Leeta wußte, daß wohl niemand begriff, was sie in Rom sah. Ebenso wie wohl niemand begriff, was Rom in ihr sah, nicht das betörend schöne Dabomädchen, sondern Leeta.
Leeta, die träumte. Leeta, die sich mehr Gedanken machte als man ihr allgemein zutraute. Leeta, die mit anderen mitfühlte, selbst wenn sie wußte, daß man über sie nur lachte. Leeta mit all ihren Fehlern und all ihren Stärken. Wenn der kleine Ferengi in ihre Augen sah, dann wußte sie, daß er der Einzige war, der wirklich sie sah. Nicht das schmückende Beiwerk, nicht das Sexhäschen, nicht das dumme Dabomädchen, sondern sie bis zum Grunde ihrer Seele, jenseits aller Masken.
Und nun war sie allein.
Sie fühlte, wie sich Tränen in ihren Augenwinkeln bildeten und an ihren langen Wimpern fingen. Sie hatten nur so wenig Zeit gehabt, gerade genug, um sich mitten im Trubel der Evakuierung noch das Jawort zu geben, nicht einmal die Zeit für die Hochzeitsnacht war geblieben.
Jetzt war Rom auf Deep Space Nine, mitten im Feindesland, um für die Föderation zu spionieren und zusammen mit Odo und Major Kira den Versuch zu unternehmen, die Sternenflotte in ihrem Kampf gegen das Dominion und Cardassia zu unterstützen.
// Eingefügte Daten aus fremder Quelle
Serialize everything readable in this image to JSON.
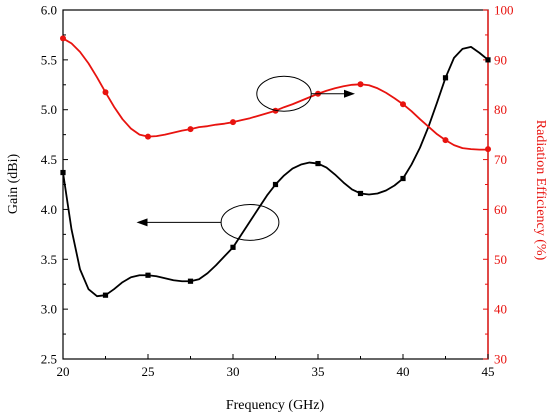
{
  "chart_data": {
    "type": "line",
    "xlabel": "Frequency (GHz)",
    "ylabel_left": "Gain (dBi)",
    "ylabel_right": "Radiation Efficiency (%)",
    "xlim": [
      20,
      45
    ],
    "ylim_left": [
      2.5,
      6.0
    ],
    "ylim_right": [
      30,
      100
    ],
    "x_ticks": [
      20,
      25,
      30,
      35,
      40,
      45
    ],
    "y_ticks_left": [
      2.5,
      3.0,
      3.5,
      4.0,
      4.5,
      5.0,
      5.5,
      6.0
    ],
    "y_ticks_right": [
      30,
      40,
      50,
      60,
      70,
      80,
      90,
      100
    ],
    "x_tick_labels": [
      "20",
      "25",
      "30",
      "35",
      "40",
      "45"
    ],
    "y_tick_labels_left": [
      "2.5",
      "3.0",
      "3.5",
      "4.0",
      "4.5",
      "5.0",
      "5.5",
      "6.0"
    ],
    "y_tick_labels_right": [
      "30",
      "40",
      "50",
      "60",
      "70",
      "80",
      "90",
      "100"
    ],
    "grid": false,
    "series": [
      {
        "axis": "left",
        "color": "#000000",
        "marker": "square",
        "x": [
          20.0,
          22.5,
          25.0,
          27.5,
          30.0,
          32.5,
          35.0,
          37.5,
          40.0,
          42.5,
          45.0
        ],
        "y": [
          4.37,
          3.14,
          3.34,
          3.28,
          3.62,
          4.25,
          4.46,
          4.16,
          4.31,
          5.32,
          5.5
        ],
        "curve_x": [
          20.0,
          20.5,
          21.0,
          21.5,
          22.0,
          22.5,
          23.0,
          23.5,
          24.0,
          24.5,
          25.0,
          25.5,
          26.0,
          26.5,
          27.0,
          27.5,
          28.0,
          28.5,
          29.0,
          29.5,
          30.0,
          30.5,
          31.0,
          31.5,
          32.0,
          32.5,
          33.0,
          33.5,
          34.0,
          34.5,
          35.0,
          35.5,
          36.0,
          36.5,
          37.0,
          37.5,
          38.0,
          38.5,
          39.0,
          39.5,
          40.0,
          40.5,
          41.0,
          41.5,
          42.0,
          42.5,
          43.0,
          43.5,
          44.0,
          44.5,
          45.0
        ],
        "curve_y": [
          4.37,
          3.8,
          3.4,
          3.2,
          3.13,
          3.14,
          3.2,
          3.27,
          3.32,
          3.34,
          3.34,
          3.33,
          3.31,
          3.29,
          3.28,
          3.28,
          3.3,
          3.36,
          3.44,
          3.53,
          3.62,
          3.75,
          3.88,
          4.01,
          4.14,
          4.25,
          4.34,
          4.41,
          4.45,
          4.47,
          4.46,
          4.42,
          4.35,
          4.27,
          4.2,
          4.16,
          4.15,
          4.16,
          4.19,
          4.24,
          4.31,
          4.45,
          4.62,
          4.83,
          5.07,
          5.32,
          5.52,
          5.61,
          5.63,
          5.57,
          5.5
        ]
      },
      {
        "axis": "right",
        "color": "#e8130f",
        "marker": "circle",
        "x": [
          20.0,
          22.5,
          25.0,
          27.5,
          30.0,
          32.5,
          35.0,
          37.5,
          40.0,
          42.5,
          45.0
        ],
        "y": [
          94.3,
          83.5,
          74.6,
          76.1,
          77.5,
          79.8,
          83.2,
          85.1,
          81.1,
          73.9,
          72.1
        ],
        "curve_x": [
          20.0,
          20.5,
          21.0,
          21.5,
          22.0,
          22.5,
          23.0,
          23.5,
          24.0,
          24.5,
          25.0,
          25.5,
          26.0,
          26.5,
          27.0,
          27.5,
          28.0,
          28.5,
          29.0,
          29.5,
          30.0,
          30.5,
          31.0,
          31.5,
          32.0,
          32.5,
          33.0,
          33.5,
          34.0,
          34.5,
          35.0,
          35.5,
          36.0,
          36.5,
          37.0,
          37.5,
          38.0,
          38.5,
          39.0,
          39.5,
          40.0,
          40.5,
          41.0,
          41.5,
          42.0,
          42.5,
          43.0,
          43.5,
          44.0,
          44.5,
          45.0
        ],
        "curve_y": [
          94.3,
          93.3,
          91.6,
          89.3,
          86.5,
          83.5,
          80.6,
          78.1,
          76.2,
          75.0,
          74.6,
          74.7,
          75.0,
          75.4,
          75.8,
          76.1,
          76.5,
          76.7,
          77.0,
          77.2,
          77.5,
          77.9,
          78.3,
          78.8,
          79.3,
          79.8,
          80.5,
          81.1,
          81.8,
          82.5,
          83.2,
          83.8,
          84.3,
          84.7,
          85.0,
          85.1,
          84.9,
          84.3,
          83.4,
          82.3,
          81.1,
          79.7,
          78.1,
          76.6,
          75.1,
          73.9,
          72.9,
          72.3,
          72.1,
          72.0,
          72.0
        ]
      }
    ],
    "annotations": [
      {
        "type": "ellipse",
        "target_axis": "right",
        "cx": 33.0,
        "cy": 83.2,
        "rx": 1.6,
        "ry": 3.5,
        "arrow_to_x": 37.0,
        "arrow_dir": "right"
      },
      {
        "type": "ellipse",
        "target_axis": "left",
        "cx": 31.0,
        "cy": 3.87,
        "rx": 1.7,
        "ry": 0.18,
        "arrow_to_x": 24.5,
        "arrow_dir": "left"
      }
    ]
  }
}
Leeta schloß die Augen und fühlte, wie die Tränen über ihre Wangen kullerten. Ihr war egal, was die anderen Leute an Bord dachten. Auf dem Evakuierungs-Shuttle waren Tränen ohnehin nichts Ungewöhnliches und sie hatte schon vor langer Zeit aufgehört, sich Gedanken darüber zu machen, was andere von ihr dachten. Einst hatte sie sogar bewußt mit den falschen Bildern gespielt, die man sich von ihr machte, um zu überleben.
Damals hatte sie für das Leben ihres Bruders alle möglichen Konsequenzen in Kauf genommen, selbst die, daß er sie vielleicht für ihre Taten haßte.
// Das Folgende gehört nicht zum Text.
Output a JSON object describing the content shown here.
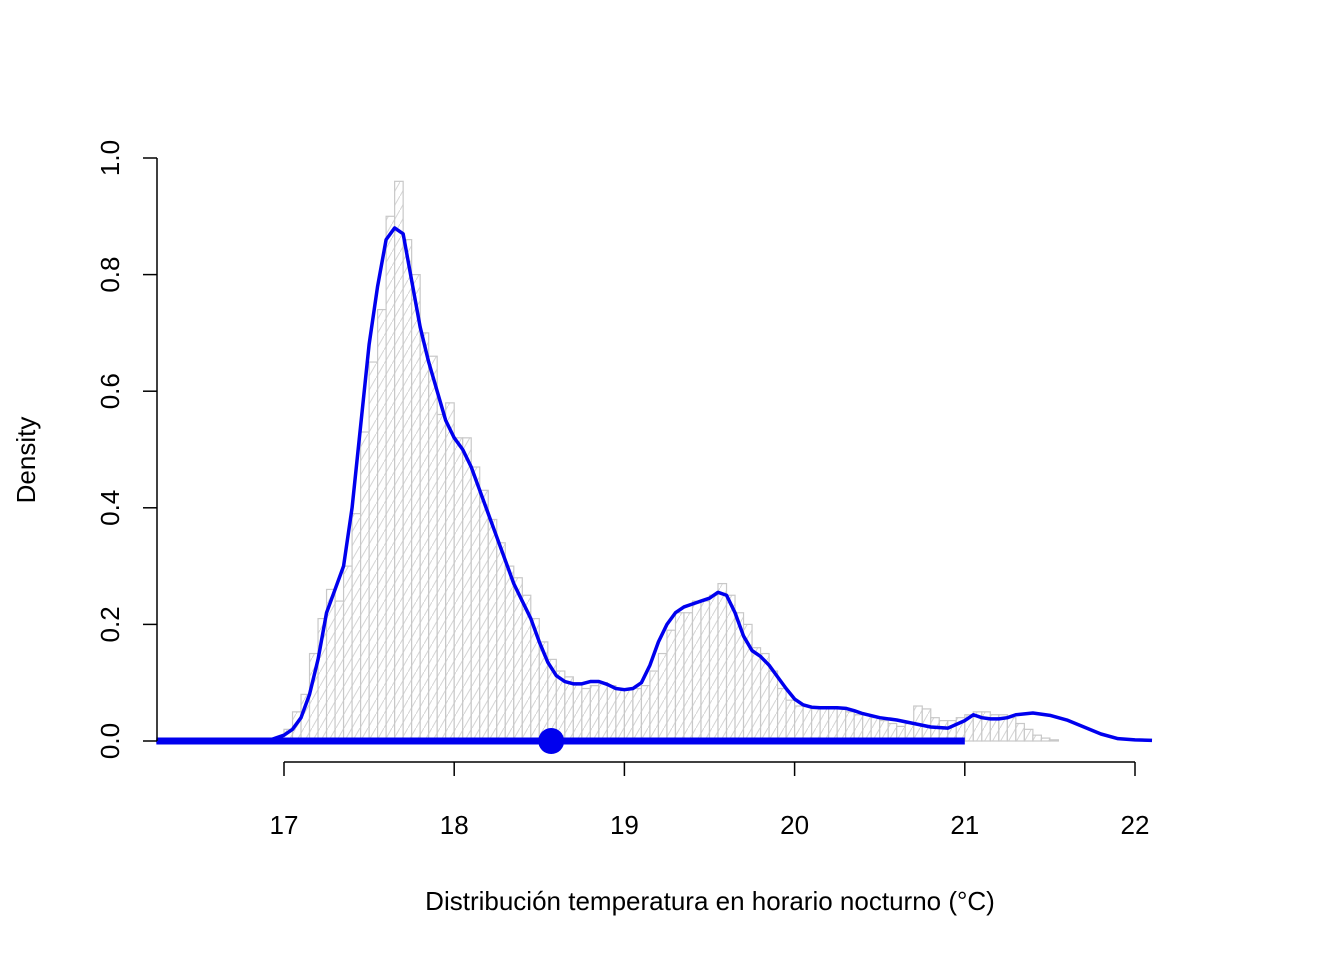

Seitdem hatte sie keinen Menschen je wieder so nahe an ihr Herz kommen lassen, bis jetzt, und für Rom würde sie wiederum alles tun, um ihm zu helfen, ihn zu retten, egal, welche Konsequenz dies für sie selbst auch haben mochte.
Bei ihrem Bruder hatte sie versagt.
Bei Rom würde sie das nicht.
Leeta öffnete die Augen wieder und starrte erneut auf ihren Heimatplaneten hinab, der ihr seltsam fremd geworden war und nun mehr ein Exil bedeutete als Heimat, denn ihre Heimat war nicht hier, sie war auch nicht auf DS9, sondern ruhte allein im Herzen eines kleinen Ferengi, dessen Mut und Herz soviel größer waren als er selbst.